BaseEstimator provides the implementation of the get_params and set_params methods. ClassifierMixin provides the implementation of the score method as the mean accuracy.

from sklearn.base import BaseEstimator, ClassifierMixin
from sklearn.model_selection import train_test_split


class MLModel(BaseEstimator, ClassifierMixin):
    
    def __init__(self, kernel='linear', C=1.0):
        self.kernel=kernel
        self.C = C
        self.clf = svm.SVC(C=self.C, kernel=self.kernel)
    
    def fit(self, X: pd.DataFrame, y):
        "train the model on a dataset"
        self.clf.fit(X, y)
        
    def predict(self, X: pd.DataFrame):
        "predict y on unseen dataset"
        predictions = []
        for _, row in X.iterrows():
            if (row > 0).all():
                prediction = self.clf.predict(row.to_frame().T)[0]
            else:
                prediction = 'unknown'
            predictions.append(prediction)
        return predictions


model = MLModel()

Since we’ve defined MLModel as a subclass of BaseEstimator and ClassifierMixin, we can use get_params to retrieve all the parameters and use score to compute the mean accuracy on the test dataset.

model.get_params()
{'C': 1.0, 'kernel': 'linear'}
X_train, X_test, y_train, y_test = train_test_split(X, y, test_size=0.5, random_state=42)
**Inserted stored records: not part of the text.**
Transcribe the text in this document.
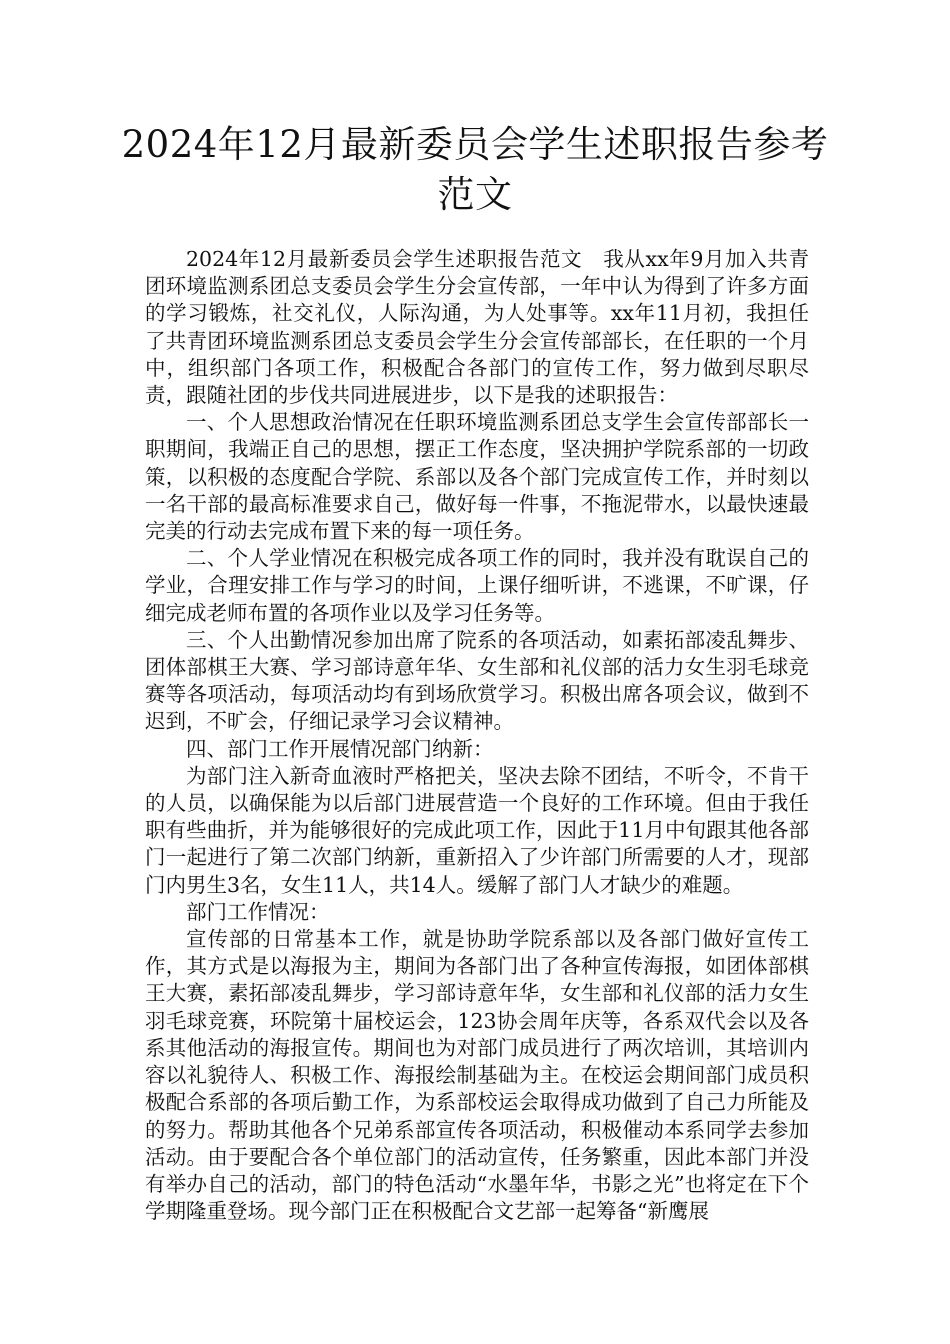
2024年12月最新委员会学生述职报告参考范文

2024年12月最新委员会学生述职报告范文　我从xx年9月加入共青团环境监测系团总支委员会学生分会宣传部，一年中认为得到了许多方面的学习锻炼，社交礼仪，人际沟通，为人处事等。xx年11月初，我担任了共青团环境监测系团总支委员会学生分会宣传部部长，在任职的一个月中，组织部门各项工作，积极配合各部门的宣传工作，努力做到尽职尽责，跟随社团的步伐共同进展进步，以下是我的述职报告：

一、个人思想政治情况在任职环境监测系团总支学生会宣传部部长一职期间，我端正自己的思想，摆正工作态度，坚决拥护学院系部的一切政策，以积极的态度配合学院、系部以及各个部门完成宣传工作，并时刻以一名干部的最高标准要求自己，做好每一件事，不拖泥带水，以最快速最完美的行动去完成布置下来的每一项任务。

二、个人学业情况在积极完成各项工作的同时，我并没有耽误自己的学业，合理安排工作与学习的时间，上课仔细听讲，不逃课，不旷课，仔细完成老师布置的各项作业以及学习任务等。

三、个人出勤情况参加出席了院系的各项活动，如素拓部凌乱舞步、团体部棋王大赛、学习部诗意年华、女生部和礼仪部的活力女生羽毛球竞赛等各项活动，每项活动均有到场欣赏学习。积极出席各项会议，做到不迟到，不旷会，仔细记录学习会议精神。

四、部门工作开展情况部门纳新：

为部门注入新奇血液时严格把关，坚决去除不团结，不听令，不肯干的人员，以确保能为以后部门进展营造一个良好的工作环境。但由于我任职有些曲折，并为能够很好的完成此项工作，因此于11月中旬跟其他各部门一起进行了第二次部门纳新，重新招入了少许部门所需要的人才，现部门内男生3名，女生11人，共14人。缓解了部门人才缺少的难题。

部门工作情况：

宣传部的日常基本工作，就是协助学院系部以及各部门做好宣传工作，其方式是以海报为主，期间为各部门出了各种宣传海报，如团体部棋王大赛，素拓部凌乱舞步，学习部诗意年华，女生部和礼仪部的活力女生羽毛球竞赛，环院第十届校运会，123协会周年庆等，各系双代会以及各系其他活动的海报宣传。期间也为对部门成员进行了两次培训，其培训内容以礼貌待人、积极工作、海报绘制基础为主。在校运会期间部门成员积极配合系部的各项后勤工作，为系部校运会取得成功做到了自己力所能及的努力。帮助其他各个兄弟系部宣传各项活动，积极催动本系同学去参加活动。由于要配合各个单位部门的活动宣传，任务繁重，因此本部门并没有举办自己的活动，部门的特色活动“水墨年华，书影之光”也将定在下个学期隆重登场。现今部门正在积极配合文艺部一起筹备“新鹰展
model.fit(X_train, y_train)
model.score(X_test, y_test)
1.0

Our custom machine learning model also works fine with scikit-learn’s GridSearchCV.

from sklearn.model_selection import GridSearchCV

parameters = {'kernel':('linear', 'rbf'), 'C':[1, 10]}


clf = GridSearchCV(model, parameters)
clf.fit(X, y)
GridSearchCV(estimator=MLModel(),
             param_grid={'C': [1, 10], 'kernel': ('linear', 'rbf')})
clf.best_params_
{'C': 1, 'kernel': 'linear'}

Note that for regression problems we need to use RegressorMixin instead of ClassifierMixin, which implements the coefficient of determination of the prediction as the score method. See here for more details.